Para a também advogada Aline Coutinho Silva, essa medida não foi devidamente pensada no meio ambiente quando define o que deve ser preservado ou restaurado:
“considerando a adequação integral ao que foi determinado, algumas cidades já consolidadas no país estariam integralmente em área de preservação, pois a urbanização e o avanço social ocorreram em áreas que demandariam recuo de até 500 metros, tornando impossível respeitar a lei sem causar grande impacto na região, comércio e sociedade”.
No que diz respeito ao que as mudanças dessa decisão podem significar na prática, as especialistas acreditam que outros conflitos podem aparecer quando as pessoas tentarem adequar seus imóveis às novas regras. De acordo com elas, esse é um assunto novo e que ainda pode render muitas discussões.
“Entendemos que a decisão não causará pequenas mudanças, mas sim, uma grande e conflituosa discussão acerca da real aplicabilidade da lei na região urbana estudada.
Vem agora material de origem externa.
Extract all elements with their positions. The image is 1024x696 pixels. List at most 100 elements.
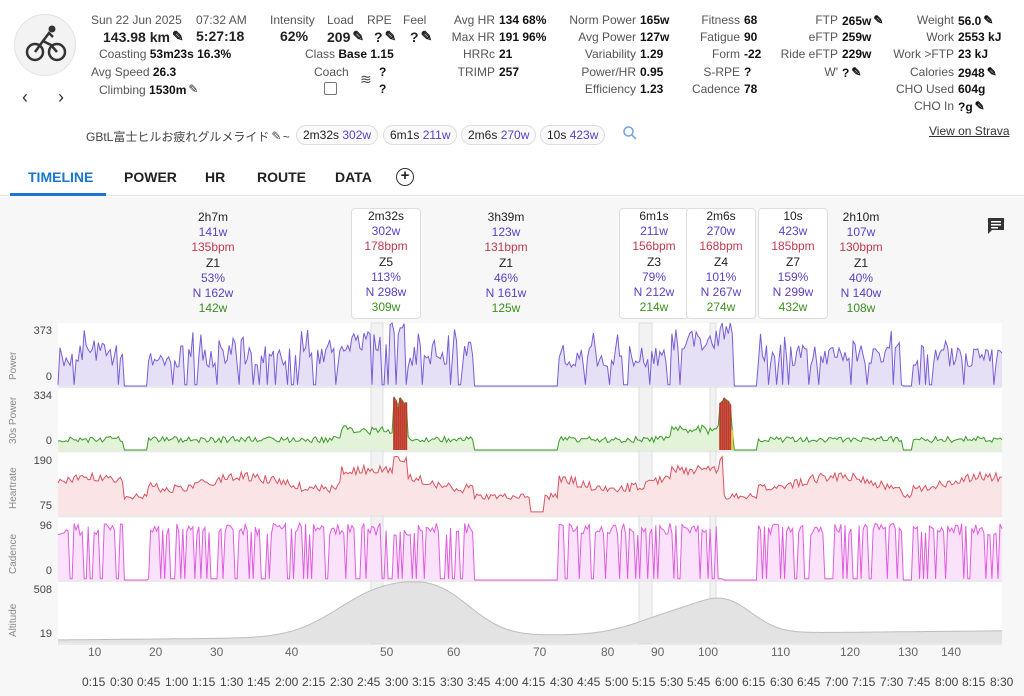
intensity-label: Intensity [270, 13, 315, 27]
view-on-strava-link[interactable]: View on Strava [929, 124, 1010, 138]
interval-zone: Z7 [785, 254, 800, 269]
stat-value[interactable]: 265w ✎ [842, 13, 884, 28]
stat-value[interactable]: 2948 ✎ [958, 65, 997, 80]
tab-hr[interactable]: HR [205, 169, 226, 185]
interval-dur: 2m32s [367, 209, 405, 223]
tab-timeline[interactable]: TIMELINE [28, 169, 94, 185]
time-tick: 5:15 [632, 675, 656, 689]
interval-summary[interactable]: 10s 423w 185bpm Z7 159% N 299w 432w [758, 208, 828, 319]
best-effort-chip[interactable]: 2m32s 302w [296, 125, 379, 145]
edit-icon: ✎ [271, 129, 282, 143]
interval-dur: 3h39m [487, 210, 525, 224]
add-tab-icon[interactable]: + [396, 168, 414, 186]
interval-bpm: 156bpm [632, 239, 676, 254]
rpe-value[interactable]: ? ✎ [374, 28, 397, 45]
stat-label: HRRc [463, 47, 495, 61]
stat-label: Work [926, 30, 954, 44]
panel-axis-max: 96 [39, 520, 52, 532]
panel-axis-max: 190 [33, 455, 52, 467]
edit-icon[interactable]: ✎ [974, 99, 985, 113]
time-tick: 5:30 [660, 675, 684, 689]
intensity-value: 62% [280, 28, 309, 44]
distance-tick: 30 [210, 645, 224, 659]
time-tick: 6:30 [770, 675, 794, 689]
interval-w2: 309w [371, 300, 401, 315]
rpe-label: RPE [367, 13, 392, 27]
wind-icon[interactable]: ≋ [360, 71, 372, 87]
load-label: Load [327, 13, 354, 27]
activity-name[interactable]: GBtL富士ヒルお疲れグルメライド ✎ ~ [86, 129, 290, 144]
tab-bar: TIMELINE POWER HR ROUTE DATA + [0, 160, 1024, 196]
best-effort-chip[interactable]: 2m6s 270w [461, 125, 537, 145]
edit-icon[interactable]: ✎ [983, 13, 994, 27]
stat-value: 78 [744, 82, 758, 96]
time-tick: 1:00 [165, 675, 189, 689]
interval-summary[interactable]: 2m32s 302w 178bpm Z5 113% N 298w 309w [351, 208, 421, 319]
interval-dur: 2h7m [197, 210, 229, 224]
comments-icon[interactable] [986, 216, 1006, 241]
interval-summary[interactable]: 2m6s 270w 168bpm Z4 101% N 267w 274w [686, 208, 756, 319]
interval-w: 423w [778, 224, 808, 239]
interval-dur: 10s [783, 209, 803, 223]
interval-summary[interactable]: 2h7m 141w 135bpm Z1 53% N 162w 142w [178, 210, 248, 316]
distance-tick: 90 [651, 645, 665, 659]
coach-checkbox[interactable] [324, 82, 337, 95]
stat-value: 191 96% [499, 30, 547, 44]
panel-axis-label: 30s Power [8, 396, 19, 444]
panel-axis-label: Altitude [8, 603, 19, 637]
stat-value: 257 [499, 65, 520, 79]
distance-tick: 110 [771, 645, 791, 659]
interval-summary[interactable]: 6m1s 211w 156bpm Z3 79% N 212w 214w [619, 208, 689, 319]
wind-value-1: ? [379, 65, 387, 79]
stat-value[interactable]: ? ✎ [842, 65, 862, 80]
best-effort-chip[interactable]: 10s 423w [540, 125, 606, 145]
previous-activity-icon[interactable]: ‹ [22, 87, 28, 107]
stat-value[interactable]: ?g ✎ [958, 99, 985, 114]
interval-summary[interactable]: 2h10m 107w 130bpm Z1 40% N 140w 108w [826, 210, 896, 316]
stat-value: 229w [842, 47, 872, 61]
distance-value[interactable]: 143.98 km ✎ [103, 28, 184, 45]
edit-icon[interactable]: ✎ [873, 13, 884, 27]
edit-icon[interactable]: ✎ [986, 65, 997, 79]
activity-type-avatar [14, 14, 76, 76]
stat-value: 127w [640, 30, 670, 44]
interval-w2: 432w [778, 300, 808, 315]
stat-value[interactable]: 56.0 ✎ [958, 13, 994, 28]
climbing-stat[interactable]: Climbing 1530m ✎ [99, 82, 199, 97]
interval-summary[interactable]: 3h39m 123w 131bpm Z1 46% N 161w 125w [471, 210, 541, 316]
avg-speed-stat: Avg Speed 26.3 [91, 65, 177, 79]
time-tick: 1:30 [220, 675, 244, 689]
panel-axis-label: Power [8, 351, 19, 380]
interval-bpm: 168bpm [699, 239, 743, 254]
stat-value: 1.29 [640, 47, 664, 61]
time-tick: 3:00 [385, 675, 409, 689]
interval-bpm: 130bpm [839, 240, 883, 255]
search-icon[interactable] [622, 125, 638, 146]
next-activity-icon[interactable]: › [58, 87, 64, 107]
stat-label: Max HR [451, 30, 495, 44]
edit-icon[interactable]: ✎ [851, 65, 862, 79]
interval-bpm: 185bpm [771, 239, 815, 254]
interval-np: N 161w [485, 286, 527, 301]
class-stat: Class Base 1.15 [305, 47, 394, 61]
time-tick: 2:00 [275, 675, 299, 689]
time-tick: 4:15 [522, 675, 546, 689]
tab-route[interactable]: ROUTE [257, 169, 306, 185]
best-effort-chip[interactable]: 6m1s 211w [383, 125, 458, 145]
panel-axis-min: 19 [39, 628, 52, 640]
feel-value[interactable]: ? ✎ [410, 28, 433, 45]
tab-data[interactable]: DATA [335, 169, 372, 185]
interval-np: N 298w [365, 285, 407, 300]
stat-value: 0.95 [640, 65, 664, 79]
interval-pct: 79% [641, 269, 667, 284]
stat-label: Work >FTP [893, 47, 954, 61]
time-tick: 8:30 [990, 675, 1014, 689]
tab-power[interactable]: POWER [124, 169, 177, 185]
load-value[interactable]: 209 ✎ [327, 28, 365, 45]
stat-label: Variability [584, 47, 636, 61]
time-tick: 0:30 [110, 675, 134, 689]
time-tick: 8:15 [962, 675, 986, 689]
distance-tick: 20 [149, 645, 163, 659]
panel-axis-max: 334 [33, 390, 52, 402]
Podendo, inclusive, derivar significativa onda de ‘judicialização’ da questão devido à insegurança jurídica causada nos casos em que o Poder Público, fundamentado na Lei de Uso e Ocupação do Solo, concedeu autorizações e licenças a antigas edificações. A questão é nova e ainda trata outras vertentes, visto que prédios e outras construções públicas também estão passiveis de inadequação”, dizem as advogadas.
As questões debatidas não são somente pela importância de haver um controle e cuidado com os efeitos de se construir próximo a cursos d’água, mas sobretudo em como a gestão dessa lei pode prejudicar o meio ambiente. O engenheiro Diego Pires diz que, independentemente das controvérsias, é importante haver esse diálogo, assim como mudanças na prática para a manutenção adequada dessas áreas, uma vez que toda a população será beneficiada por um espaço ecologicamente equilibrado.
“Não é interessante morar próximo de rios por vários motivos como enchentes, insetos, etc. O meio ambiente, juntamente com a população, ganha em qualidade de vida quando acontece a preservação da área de APP. Esses espaços preservados são essenciais para que os animais se movam e se reproduzam”, defende.
Para ele, através de mudanças como essa, é possível que o poder público de cada município possa fiscalizar e garantir proteção de rios e áreas de vegetação nativa, o que não significa deixar fazer melhorias nas áreas urbanas consolidadas ou ajustes quando essas já estiverem próximas a cursos d’água. “A manutenção da vegetação das APP transforma as cidades em um ambiente agradável a partir da diversificação da paisagem com o acréscimo de elementos naturais ao cenário urbano, garantindo à população cidades mais sustentáveis”, conclui.
Dúvidas frequentes
O que é um APP?
Área de Preservação Permanente é uma área protegida, em regra com vegetação nativa e função ambiental de preservar os recursos naturais.
A construção que foi regular e em área urbana ainda terá de se adequar ao Código Florestal?
Sim. Havendo edificação às margens d’água que possua função ecológica, deverá observar o Código Florestal.
Como prevenir a insegurança jurídica ambiental?
A avaliação técnica e jurídica deverá ser específica a cada caso, considerando a adequação ou judicialização da questão.